"Une arme anti-grève" : le télétravail pèse-t-il vraiment sur la mobilisation ?

par Audrey LE GUELLEC avec AFP
Publié le 6 février 2023 à 18h59, mis à jour le 7 février 2023 à 9h43

Source : JT 20h Semaine

Une troisième journée de grève contre la réforme des retraites est organisée lieu ce mardi 7 février.
Le télétravail, apparu massivement à la faveur de la crise du covid, limite-t-il l'impact de la grève ?
Pas si sûr et pas partout, comme l'expliquent les professionnels des ressources humaines et les responsables syndicaux.

Le télétravail, une "anti-grève absolue", vraiment ? Glissée par un cadre de la majorité avant le début des mobilisations contre la réforme des retraites, l'affirmation doit être relativisée, selon les syndicats comme le patronat. En premier lieu parce que "60% des salariés ne peuvent pas télétravailler", rappelle Laurence Breton-Kueny, vice-présidente de l'ANDRH (Association nationale des DRH), à la veille d'une nouvelle journée de mobilisation contre la réforme des retraites. 

"Tous ceux qui ont la possibilité d'avoir des métiers éligibles au télétravail vont être bien moins impactés que ceux dont les métiers nous sont utiles, mais qui ne peuvent pas travailler à distance", concède-t-elle, avant d'ajouter : "c'est en cela que c'est regrettable, ceux qui vont être le plus impactés (travail, rémunération, temps de transports...) sont ceux qui n'ont pas le choix". Elle ajoute par ailleurs qu'"il y a des personnes qui n'aiment pas être isolées, et ce, encore plus depuis le confinement". 
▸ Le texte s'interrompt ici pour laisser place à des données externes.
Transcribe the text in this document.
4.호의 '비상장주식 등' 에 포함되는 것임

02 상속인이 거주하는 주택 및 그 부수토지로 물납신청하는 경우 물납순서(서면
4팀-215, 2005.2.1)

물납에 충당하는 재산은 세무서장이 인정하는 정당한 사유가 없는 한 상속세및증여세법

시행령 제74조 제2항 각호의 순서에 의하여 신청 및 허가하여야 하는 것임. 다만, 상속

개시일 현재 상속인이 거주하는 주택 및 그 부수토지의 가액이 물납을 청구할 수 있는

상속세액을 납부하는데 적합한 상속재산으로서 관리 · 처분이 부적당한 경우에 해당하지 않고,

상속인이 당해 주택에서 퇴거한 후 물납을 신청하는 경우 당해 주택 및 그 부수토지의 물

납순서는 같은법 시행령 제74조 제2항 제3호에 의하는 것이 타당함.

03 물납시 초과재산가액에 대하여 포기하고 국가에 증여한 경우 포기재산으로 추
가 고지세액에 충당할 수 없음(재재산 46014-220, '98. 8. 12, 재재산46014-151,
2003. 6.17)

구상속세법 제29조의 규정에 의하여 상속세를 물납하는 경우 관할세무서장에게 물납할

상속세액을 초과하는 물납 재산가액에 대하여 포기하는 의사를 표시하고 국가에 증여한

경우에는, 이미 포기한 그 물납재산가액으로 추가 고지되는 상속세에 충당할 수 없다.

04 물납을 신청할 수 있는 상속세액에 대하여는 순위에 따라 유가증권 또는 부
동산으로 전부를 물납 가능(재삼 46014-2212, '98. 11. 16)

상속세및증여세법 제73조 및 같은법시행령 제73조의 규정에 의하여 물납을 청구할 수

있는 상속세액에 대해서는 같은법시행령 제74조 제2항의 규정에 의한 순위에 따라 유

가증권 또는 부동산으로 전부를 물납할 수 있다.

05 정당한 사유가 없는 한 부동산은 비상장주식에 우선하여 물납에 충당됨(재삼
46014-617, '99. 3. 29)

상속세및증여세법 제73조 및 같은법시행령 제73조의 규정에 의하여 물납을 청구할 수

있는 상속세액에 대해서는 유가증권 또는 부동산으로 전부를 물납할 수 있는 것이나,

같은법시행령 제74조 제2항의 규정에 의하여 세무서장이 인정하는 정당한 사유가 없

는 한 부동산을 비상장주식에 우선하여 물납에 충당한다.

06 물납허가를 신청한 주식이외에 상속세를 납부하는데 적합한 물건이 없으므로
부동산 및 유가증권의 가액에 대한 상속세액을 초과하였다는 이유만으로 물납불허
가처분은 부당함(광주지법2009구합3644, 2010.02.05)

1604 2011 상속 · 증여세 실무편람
Benoît Serre, vice-président délégué de l'association, met quant à lui en garde contre une vision "très centrée sur l'Ile-de-France", où 40% des postes peuvent être télétravaillés. "Si la grève commence à se multiplier toutes les semaines ou plusieurs jours d'affilée, l'arme va s'émousser", note-t-il, car cela "désorganise les entreprises et empêche certaines activités, les séminaires par exemple".

"Bouleversements minimes"

Directrice générale du Medef Ile-de-France, Marie-Sophie Ngo Ky remarque que si beaucoup de postes sont "télétravaillables" en région parisienne, les salariés y sont aussi "extrêmement dépendants" des transports en commun : "plus de 75% des personnes qui travaillent les prennent", rappelle-t-elle. "Toutes nos entreprises adhérentes sont perturbées par les journées de grève, même si pour près d'un quart d'entre elles, les bouleversements sont minimes", selon une enquête menée par le Medef Ile-de-France.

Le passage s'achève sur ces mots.